The second annual Yoga in the Park fundraiser took place Wednesday in support of the Copper Cliff Community Action Network and its work to bring a splash pad to the community.

Copper Cliff Yoga in the Park fundraiser

However, it looks like this is just the beginning of a long road.

Margaret Julian is the chair of the Copper Cliff Community Action Network.

"Location still has to be determined because we have to work with the city. And that takes a while to go. We need permits. There has to be design looked at. And last year, they went door-to-door asking if we had support in the community. So, initiatives like this also help us to make aware that we want to go ahead with this because we will need extra people for the committee. We need companies to help with the fundraising." said Julian.

It took the Garson-Falconbridge Community Action Network four years to bring a splash pad to their neighbourhood.

Garson-Falconbridge splash pad

Julie Aube is the chair of that group.

"We had numerous spaghetti dinners with amazing community support and turn out. We raised just under $7,000 in spaghetti alone." said Aube.

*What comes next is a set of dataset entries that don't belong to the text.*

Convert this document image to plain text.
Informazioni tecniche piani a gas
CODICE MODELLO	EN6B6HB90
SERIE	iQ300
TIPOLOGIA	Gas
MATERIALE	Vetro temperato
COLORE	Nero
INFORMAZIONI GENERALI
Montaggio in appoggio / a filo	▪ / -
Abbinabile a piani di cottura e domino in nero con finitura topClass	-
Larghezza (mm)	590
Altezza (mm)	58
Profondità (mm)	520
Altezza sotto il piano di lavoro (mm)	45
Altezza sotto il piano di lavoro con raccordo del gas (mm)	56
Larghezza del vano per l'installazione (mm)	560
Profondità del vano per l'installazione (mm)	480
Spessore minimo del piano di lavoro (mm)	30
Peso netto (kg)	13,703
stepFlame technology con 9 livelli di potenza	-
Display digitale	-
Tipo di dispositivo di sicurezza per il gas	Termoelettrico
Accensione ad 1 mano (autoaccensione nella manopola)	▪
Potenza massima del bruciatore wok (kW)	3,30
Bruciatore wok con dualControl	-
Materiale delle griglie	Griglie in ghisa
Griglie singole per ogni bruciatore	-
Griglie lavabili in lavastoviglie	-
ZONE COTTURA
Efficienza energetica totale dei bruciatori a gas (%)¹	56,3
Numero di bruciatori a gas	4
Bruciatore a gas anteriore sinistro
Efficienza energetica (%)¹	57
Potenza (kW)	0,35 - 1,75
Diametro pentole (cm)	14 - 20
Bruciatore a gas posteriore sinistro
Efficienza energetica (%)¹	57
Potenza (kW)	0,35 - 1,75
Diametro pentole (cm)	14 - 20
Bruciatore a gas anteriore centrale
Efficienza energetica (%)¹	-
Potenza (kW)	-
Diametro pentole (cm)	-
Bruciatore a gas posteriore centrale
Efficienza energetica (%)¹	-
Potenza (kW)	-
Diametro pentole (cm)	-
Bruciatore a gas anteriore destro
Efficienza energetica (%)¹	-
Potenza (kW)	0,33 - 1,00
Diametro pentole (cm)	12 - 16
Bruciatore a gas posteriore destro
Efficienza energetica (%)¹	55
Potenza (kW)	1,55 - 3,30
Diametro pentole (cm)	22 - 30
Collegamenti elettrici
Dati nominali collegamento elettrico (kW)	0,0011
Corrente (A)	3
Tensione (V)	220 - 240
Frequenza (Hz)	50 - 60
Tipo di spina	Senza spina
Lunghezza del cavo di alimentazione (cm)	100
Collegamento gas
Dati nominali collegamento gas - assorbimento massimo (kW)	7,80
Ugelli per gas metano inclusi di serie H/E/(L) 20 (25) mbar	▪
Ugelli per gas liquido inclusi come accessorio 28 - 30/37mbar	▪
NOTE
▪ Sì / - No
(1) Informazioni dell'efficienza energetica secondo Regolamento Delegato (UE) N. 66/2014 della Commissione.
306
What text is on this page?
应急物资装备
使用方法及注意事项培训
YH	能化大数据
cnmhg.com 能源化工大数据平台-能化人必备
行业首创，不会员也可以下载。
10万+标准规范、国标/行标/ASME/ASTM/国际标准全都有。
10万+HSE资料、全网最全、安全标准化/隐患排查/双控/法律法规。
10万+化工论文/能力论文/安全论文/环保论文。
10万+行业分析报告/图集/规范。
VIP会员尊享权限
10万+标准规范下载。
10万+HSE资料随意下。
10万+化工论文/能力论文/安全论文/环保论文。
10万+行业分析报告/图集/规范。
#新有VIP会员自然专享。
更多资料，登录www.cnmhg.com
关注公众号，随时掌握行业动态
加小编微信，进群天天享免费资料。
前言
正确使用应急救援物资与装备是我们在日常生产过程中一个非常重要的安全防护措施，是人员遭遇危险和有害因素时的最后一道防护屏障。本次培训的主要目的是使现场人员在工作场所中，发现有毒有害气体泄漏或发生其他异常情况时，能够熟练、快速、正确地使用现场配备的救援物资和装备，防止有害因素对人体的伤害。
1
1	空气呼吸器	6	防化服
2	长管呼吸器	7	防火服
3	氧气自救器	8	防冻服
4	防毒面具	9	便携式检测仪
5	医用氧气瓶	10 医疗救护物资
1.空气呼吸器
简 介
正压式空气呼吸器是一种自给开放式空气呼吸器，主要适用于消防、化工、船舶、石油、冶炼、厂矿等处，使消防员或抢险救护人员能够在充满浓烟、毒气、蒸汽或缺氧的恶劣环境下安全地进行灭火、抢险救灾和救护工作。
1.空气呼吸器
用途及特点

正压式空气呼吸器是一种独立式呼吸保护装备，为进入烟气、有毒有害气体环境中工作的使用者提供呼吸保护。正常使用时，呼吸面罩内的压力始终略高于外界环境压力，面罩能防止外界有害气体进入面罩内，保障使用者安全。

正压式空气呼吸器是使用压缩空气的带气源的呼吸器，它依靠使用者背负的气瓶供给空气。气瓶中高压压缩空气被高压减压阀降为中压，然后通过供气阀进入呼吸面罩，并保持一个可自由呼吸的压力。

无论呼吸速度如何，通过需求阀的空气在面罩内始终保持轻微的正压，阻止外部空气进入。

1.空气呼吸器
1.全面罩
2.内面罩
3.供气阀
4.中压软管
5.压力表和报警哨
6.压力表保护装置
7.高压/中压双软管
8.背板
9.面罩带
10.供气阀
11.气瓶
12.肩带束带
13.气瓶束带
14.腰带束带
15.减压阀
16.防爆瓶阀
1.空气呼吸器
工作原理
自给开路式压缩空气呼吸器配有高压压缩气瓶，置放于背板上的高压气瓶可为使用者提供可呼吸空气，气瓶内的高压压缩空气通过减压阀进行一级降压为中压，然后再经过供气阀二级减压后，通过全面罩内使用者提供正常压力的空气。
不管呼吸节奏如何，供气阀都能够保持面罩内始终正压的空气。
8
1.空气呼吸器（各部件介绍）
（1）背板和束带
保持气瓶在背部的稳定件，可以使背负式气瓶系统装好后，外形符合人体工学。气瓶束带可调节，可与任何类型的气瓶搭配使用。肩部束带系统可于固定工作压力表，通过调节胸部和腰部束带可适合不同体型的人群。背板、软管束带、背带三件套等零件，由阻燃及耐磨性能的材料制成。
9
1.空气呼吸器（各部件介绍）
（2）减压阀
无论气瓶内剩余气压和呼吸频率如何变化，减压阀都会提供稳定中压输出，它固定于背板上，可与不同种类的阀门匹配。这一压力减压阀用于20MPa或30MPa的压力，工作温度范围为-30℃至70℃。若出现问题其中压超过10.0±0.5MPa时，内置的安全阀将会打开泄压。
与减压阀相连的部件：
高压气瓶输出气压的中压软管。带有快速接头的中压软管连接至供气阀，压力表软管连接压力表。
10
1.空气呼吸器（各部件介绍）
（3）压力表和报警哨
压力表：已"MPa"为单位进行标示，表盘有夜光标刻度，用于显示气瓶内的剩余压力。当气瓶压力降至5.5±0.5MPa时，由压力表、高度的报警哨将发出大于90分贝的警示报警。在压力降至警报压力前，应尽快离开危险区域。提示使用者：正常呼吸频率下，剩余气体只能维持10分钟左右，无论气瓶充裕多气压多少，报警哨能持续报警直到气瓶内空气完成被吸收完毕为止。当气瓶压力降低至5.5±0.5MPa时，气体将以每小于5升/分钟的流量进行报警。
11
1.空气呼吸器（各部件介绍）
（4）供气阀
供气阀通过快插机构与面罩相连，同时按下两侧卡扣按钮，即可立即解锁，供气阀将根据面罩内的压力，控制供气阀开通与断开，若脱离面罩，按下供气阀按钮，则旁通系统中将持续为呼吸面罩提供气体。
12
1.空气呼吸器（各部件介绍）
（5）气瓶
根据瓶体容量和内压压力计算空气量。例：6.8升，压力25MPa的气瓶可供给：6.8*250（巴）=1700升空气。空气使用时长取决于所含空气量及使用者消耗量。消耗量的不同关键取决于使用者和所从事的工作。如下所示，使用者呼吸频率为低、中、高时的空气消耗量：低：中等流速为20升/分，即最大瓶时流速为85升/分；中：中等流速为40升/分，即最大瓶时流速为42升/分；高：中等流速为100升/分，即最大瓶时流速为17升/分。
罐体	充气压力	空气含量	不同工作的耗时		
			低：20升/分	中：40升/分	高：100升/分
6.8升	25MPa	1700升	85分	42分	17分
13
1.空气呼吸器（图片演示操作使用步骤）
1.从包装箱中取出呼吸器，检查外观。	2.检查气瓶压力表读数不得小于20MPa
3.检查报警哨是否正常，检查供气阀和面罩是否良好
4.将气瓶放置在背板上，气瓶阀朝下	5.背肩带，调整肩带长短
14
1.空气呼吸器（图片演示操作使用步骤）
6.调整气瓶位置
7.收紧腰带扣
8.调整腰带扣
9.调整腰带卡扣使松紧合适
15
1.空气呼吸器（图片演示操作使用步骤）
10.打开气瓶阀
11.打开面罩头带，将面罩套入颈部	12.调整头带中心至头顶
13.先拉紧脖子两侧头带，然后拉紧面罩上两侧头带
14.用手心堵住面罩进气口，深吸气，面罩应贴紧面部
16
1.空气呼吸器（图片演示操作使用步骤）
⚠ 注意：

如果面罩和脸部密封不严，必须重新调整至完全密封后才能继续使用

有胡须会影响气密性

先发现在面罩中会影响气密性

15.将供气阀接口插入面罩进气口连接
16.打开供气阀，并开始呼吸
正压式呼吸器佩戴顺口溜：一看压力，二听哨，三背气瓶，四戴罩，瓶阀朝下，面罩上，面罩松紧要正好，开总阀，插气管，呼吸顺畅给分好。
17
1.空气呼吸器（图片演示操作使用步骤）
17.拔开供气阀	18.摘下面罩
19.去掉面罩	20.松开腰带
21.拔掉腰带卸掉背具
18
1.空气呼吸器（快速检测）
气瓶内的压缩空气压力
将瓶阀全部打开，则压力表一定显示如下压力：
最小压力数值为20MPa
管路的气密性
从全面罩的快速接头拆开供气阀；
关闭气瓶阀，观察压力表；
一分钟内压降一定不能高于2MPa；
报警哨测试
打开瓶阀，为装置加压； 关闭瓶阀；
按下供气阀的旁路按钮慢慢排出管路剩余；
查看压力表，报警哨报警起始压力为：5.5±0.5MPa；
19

Two years ago, city council approved one time funding of $100,000 toward a splash pad at the Onaping Falls Community Centre.

Partnership funding for the purchase and installation of four additional splash pads in the amount of $50,000 per splash pad was also allocated.

Mike Jakubo is the Sudbury city councillor for Ward 7 that includes the communities of Garson and Falconbridge.

"Some of the bigger splash pads you see around town received significant private donations and that's wonderful that those businesses and citizens are coming forward with that money to invest in that infrastructure. When you look at this splash pad here, it’s all fundraising and city funding. So, there's a significant different in cost between those two splash pads and that's where you see the difference." said Jakubo.

City officials say each splash pad is different in terms of how much funding is provided.

Some splash pads cost around $100,000, and some can be valued at upwards of $400,000, but the smiles on the children's faces as they play in the water are priceless.